Now having said that I don’t necessarily disagree with Mr Lynch’s point about the investment priorities of the current Administration. They (and also the previous Administration) were beguiled into spending more on trying to get cellulosic ethanol into significant production before fundamental commercialism of the technology was established. Robert Rapier has explained in detail what the problems have been, so there is no point in renewing that discussion here, and so I would agree that this was overdone. But to suggest that there should be no investment in future technologies is folly.

To suggest, almost in the same sentence that we should aim to stop importing Saudi oil, and at the same time not invest in “technologies of the future,” leads me to wondering as to whether Michael Lynch has been watching too many Harry Potter movies. You cannot, short of waving a magic wand in a fictitious universe, replace something with nothing. If the nation is to stop importing Saudi oil it has to replace it with something else.

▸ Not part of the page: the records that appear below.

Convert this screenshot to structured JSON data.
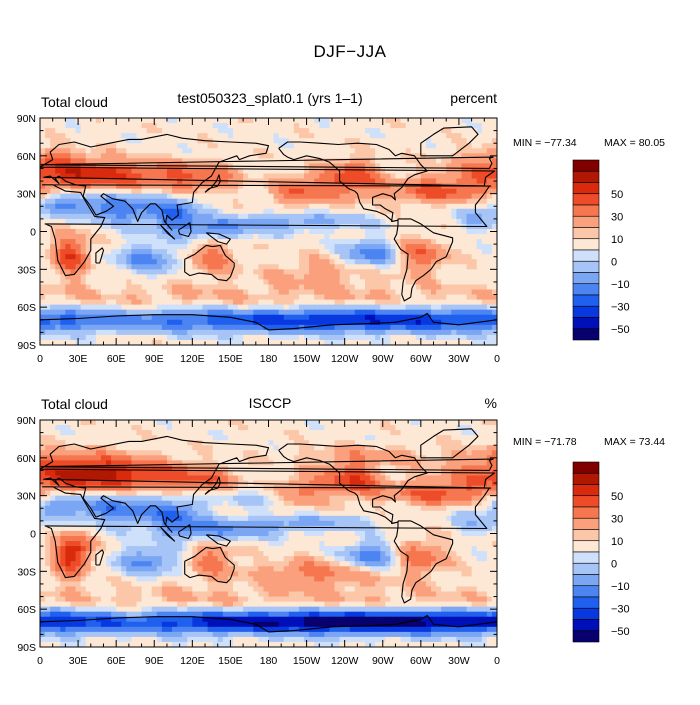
{
  "figure": {
    "title": "DJF−JJA"
  },
  "chart_data": [
    {
      "type": "heatmap",
      "title": "test050323_splat0.1 (yrs 1–1)",
      "left_label": "Total cloud",
      "units": "percent",
      "min_label": "MIN = −77.34",
      "max_label": "MAX =  80.05",
      "xlim": [
        0,
        360
      ],
      "ylim": [
        -90,
        90
      ],
      "x_ticks": [
        "0",
        "30E",
        "60E",
        "90E",
        "120E",
        "150E",
        "180",
        "150W",
        "120W",
        "90W",
        "60W",
        "30W",
        "0"
      ],
      "y_ticks": [
        "90N",
        "60N",
        "30N",
        "0",
        "30S",
        "60S",
        "90S"
      ],
      "colorbar_labels": [
        "50",
        "30",
        "10",
        "0",
        "−10",
        "−30",
        "−50"
      ]
    },
    {
      "type": "heatmap",
      "title": "ISCCP",
      "left_label": "Total cloud",
      "units": "%",
      "min_label": "MIN = −71.78",
      "max_label": "MAX =  73.44",
      "xlim": [
        0,
        360
      ],
      "ylim": [
        -90,
        90
      ],
      "x_ticks": [
        "0",
        "30E",
        "60E",
        "90E",
        "120E",
        "150E",
        "180",
        "150W",
        "120W",
        "90W",
        "60W",
        "30W",
        "0"
      ],
      "y_ticks": [
        "90N",
        "60N",
        "30N",
        "0",
        "30S",
        "60S",
        "90S"
      ],
      "colorbar_labels": [
        "50",
        "30",
        "10",
        "0",
        "−10",
        "−30",
        "−50"
      ]
    }
  ],
  "colorbar": {
    "levels": [
      -70,
      -60,
      -50,
      -40,
      -30,
      -20,
      -10,
      -5,
      5,
      10,
      20,
      30,
      40,
      50,
      60,
      70
    ],
    "colors": [
      "#08006e",
      "#0010b8",
      "#0838e0",
      "#2060ef",
      "#4c84f2",
      "#7aa6f4",
      "#a6c4f6",
      "#cfe0fa",
      "#fde8d6",
      "#fcc6a8",
      "#faa07c",
      "#f67650",
      "#ee4c28",
      "#d92a0e",
      "#b01804",
      "#800000"
    ]
  }
}
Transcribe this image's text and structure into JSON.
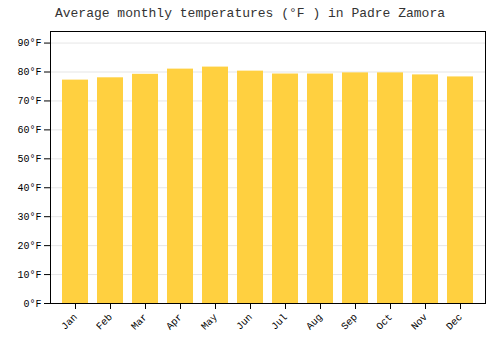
{
  "chart_data": {
    "type": "bar",
    "title": "Average monthly temperatures (°F ) in Padre Zamora",
    "categories": [
      "Jan",
      "Feb",
      "Mar",
      "Apr",
      "May",
      "Jun",
      "Jul",
      "Aug",
      "Sep",
      "Oct",
      "Nov",
      "Dec"
    ],
    "values": [
      77.2,
      78.0,
      79.2,
      81.0,
      81.7,
      80.3,
      79.3,
      79.3,
      79.7,
      79.7,
      79.0,
      78.3
    ],
    "color": "#FFD040",
    "ylim": [
      0,
      94
    ],
    "yticks": [
      {
        "value": 0,
        "label": "0°F"
      },
      {
        "value": 10,
        "label": "10°F"
      },
      {
        "value": 20,
        "label": "20°F"
      },
      {
        "value": 30,
        "label": "30°F"
      },
      {
        "value": 40,
        "label": "40°F"
      },
      {
        "value": 50,
        "label": "50°F"
      },
      {
        "value": 60,
        "label": "60°F"
      },
      {
        "value": 70,
        "label": "70°F"
      },
      {
        "value": 80,
        "label": "80°F"
      },
      {
        "value": 90,
        "label": "90°F"
      }
    ],
    "grid": true
  }
}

Reducing demand by improving energy efficiency is a method that has been demonstrated to work in California. I get 50% better mileage with my Camry hybrid than I got with the Buick that preceded it. So technology has already a track record of providing a way of reducing energy demand. In the right places wind has been able to generate significant amounts of power – I don’t think that it is going to be enough, or grow fast enough to play a significant part in the coming energy shortage, and since it largely is aimed at replacing coal rather than oil it is a bit of a red herring to the problems of the coming oil shortage.

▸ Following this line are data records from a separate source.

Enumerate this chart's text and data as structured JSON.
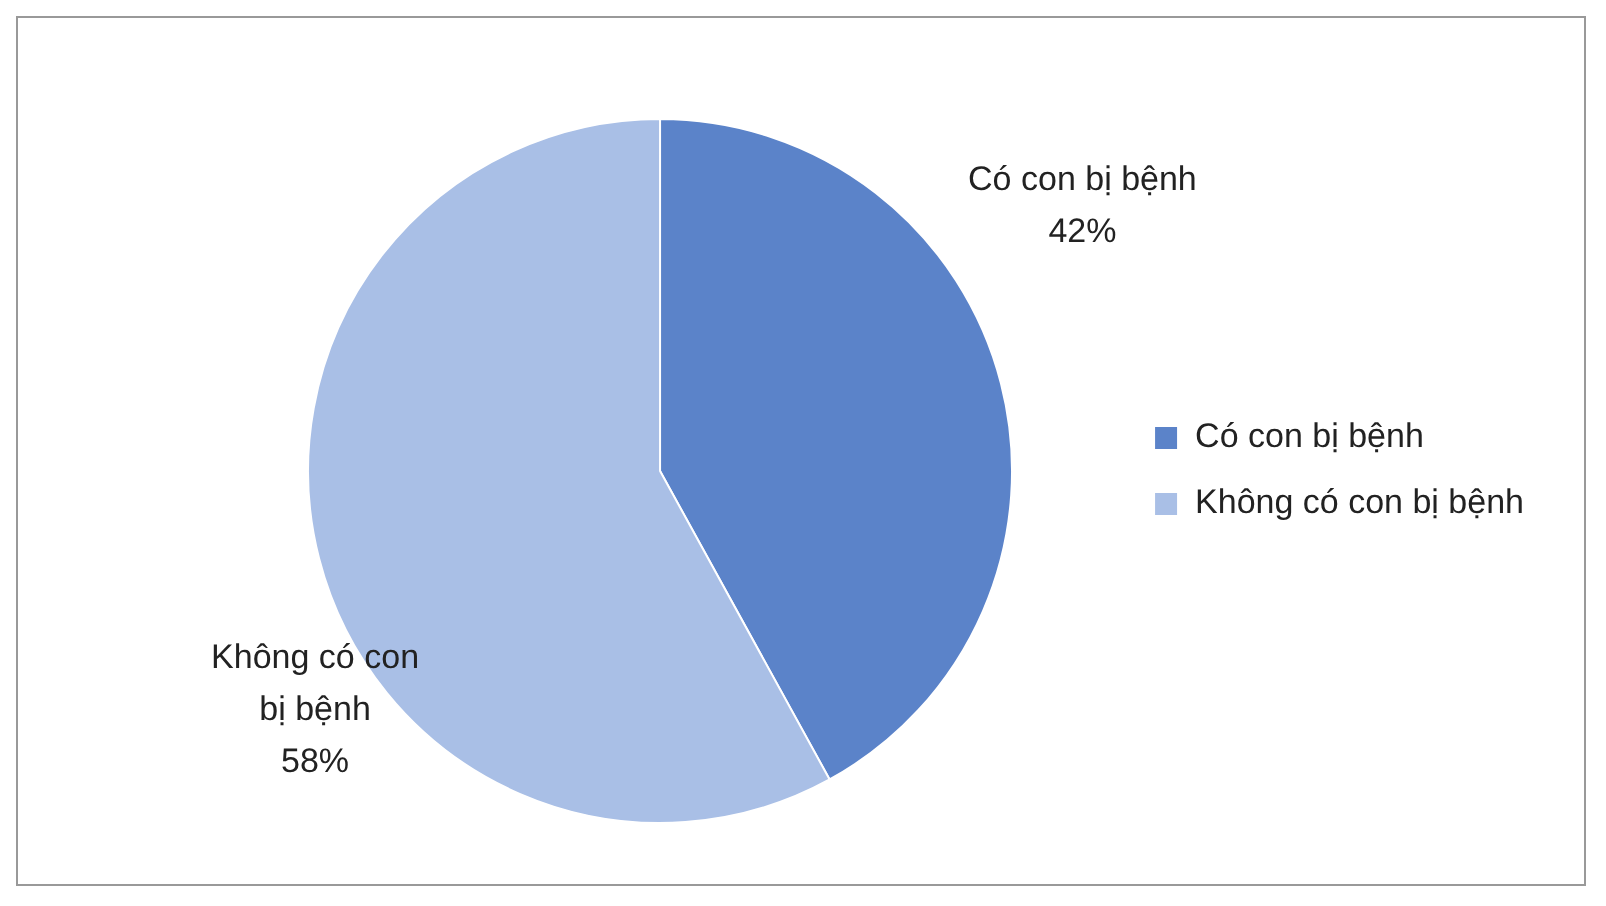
{
  "chart_data": {
    "type": "pie",
    "categories": [
      "Có con bị bệnh",
      "Không có con bị bệnh"
    ],
    "values": [
      42,
      58
    ],
    "value_labels": [
      "42%",
      "58%"
    ],
    "colors": [
      "#5b83c9",
      "#a9bfe6"
    ],
    "legend": "right"
  }
}
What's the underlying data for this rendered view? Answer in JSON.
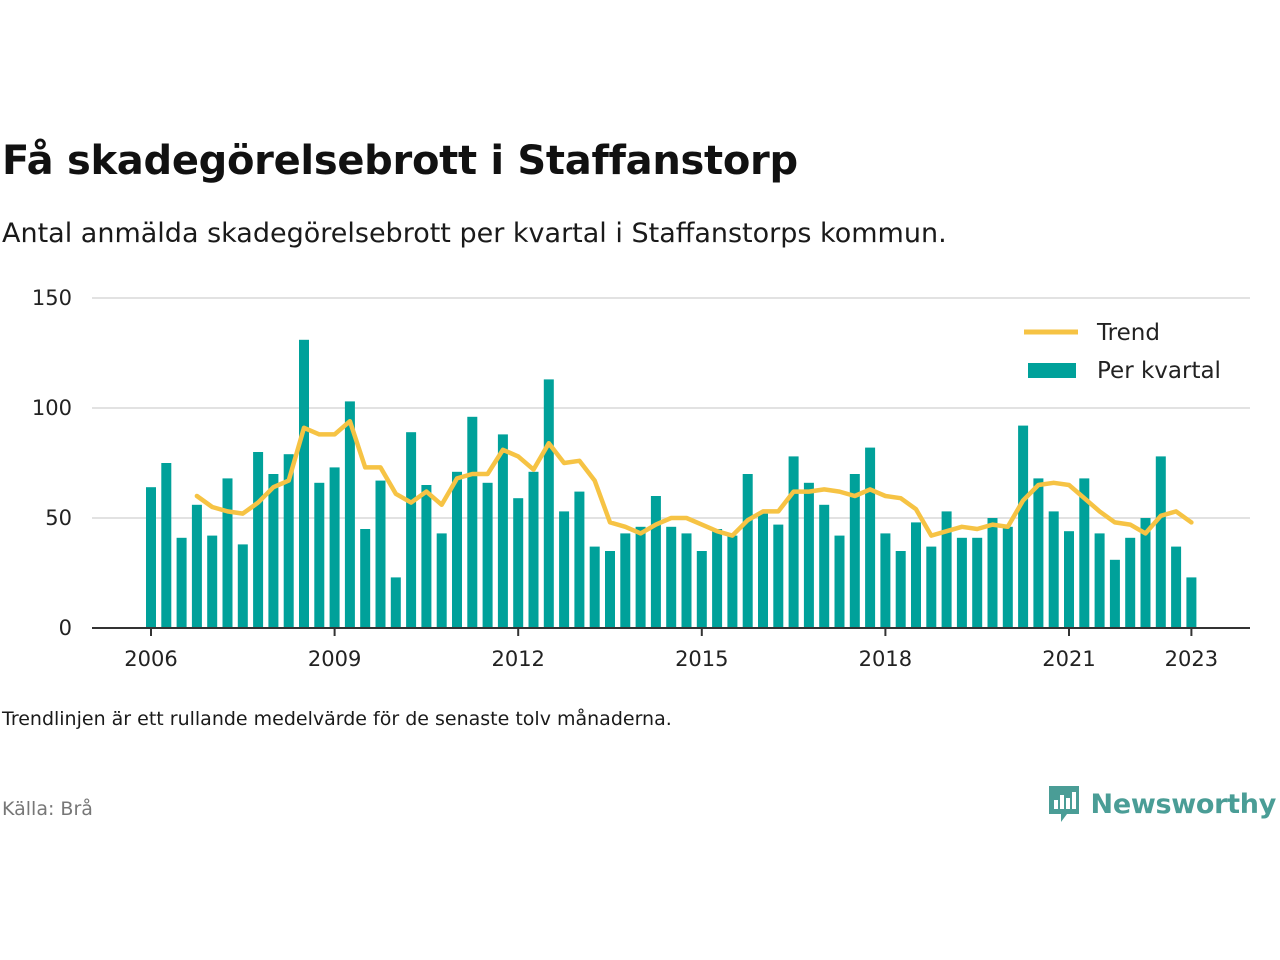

In the immediate short term KSA has said that they can produce enough crude to meet any potential shortages. Whether they can match the quality of the crudes that are needed is yet to be determined, as will be the time that such an increase in production must extend. The IEA has also mentioned drawing down the reserve stocks held by member nations.
IEA also said it can make up for any lost shipments from Libya by tapping into large surpluses held by member countries, which include the U.S., the United Kingdom, France and Germany. Altogether, member nations hold 1.6 billion barrels of emergency oil supplies, or enough crude to supply the group for 145 days.
Unfortunately the political crises may play out over a longer time frame than will allow this to be a viable solution. Short term fluctuations in the price of oil, as the reality of the situation starts to play out over the next few months are similarly no useful guide to the ultimate development of this situation. It is too early to know whether, for example, changes in government will change the supply of fuel to Israel, which is already looking for alternate sources of supply. (Their indigenous new gas will likely not show up in a pipeline for a couple of years yet). And that is but one precursor of other changes that might come about.

Being more cautious than Mr Lynch I do not plan on predicting how this might play out, but that does not stop me suspecting that, as he has been frequently in the past, he will be proven wrong this time also.

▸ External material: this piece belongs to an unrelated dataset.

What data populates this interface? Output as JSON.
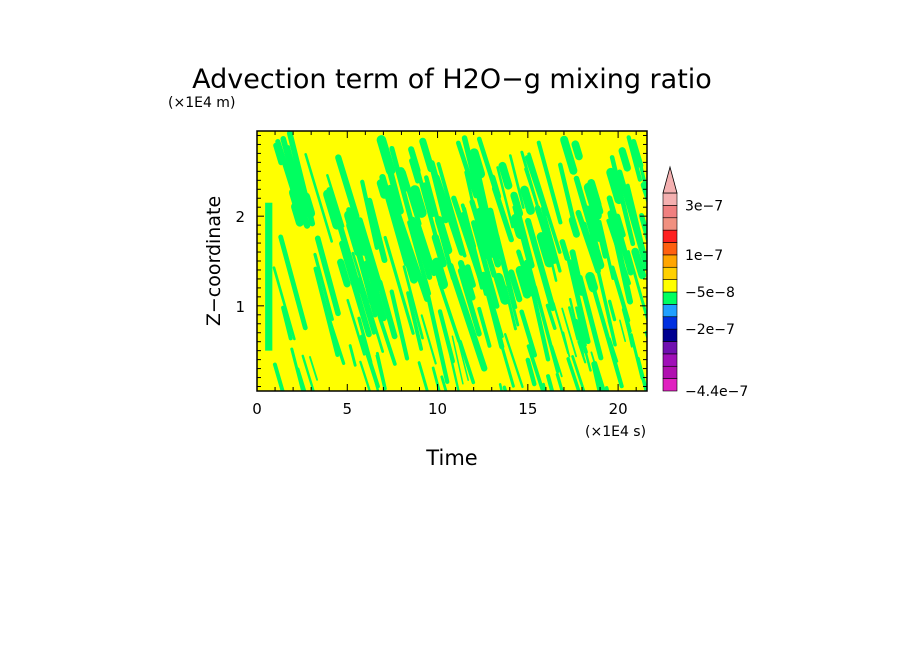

  1. Ongoing political instability in MENA doesn't affect how much oil is in the ground, other than perhaps preserving some of it for future use.

    One cannot help but be struck by the huge discrepancy in the number of exploratory wells that have been drilled in North America, vs the number of similar wells drilled in the Middle East. MENA is seriously underexplored compared to North America.

    If you find giant wells from the start, there is little need to keep looking for more, as long as the early found giants keep producing. Particularly if you are a backwater country with only so many thousand royals.

    Had the kingdoms not kicked out the international oil cos, it is likely that production there would be higher, with many more exploratory wells having been dug.

    How much higher? How many more wells? That information can only be guessed at. At this point, Michael Lynch's guesses look better than Matt Simmons'. But they are still guesses.

  2. And that still does not give them increased capability tomorrow. I believe them when they say that they will only raise production a limited amount, and given that they don't need to do more than that they will only be of limited help in the long term.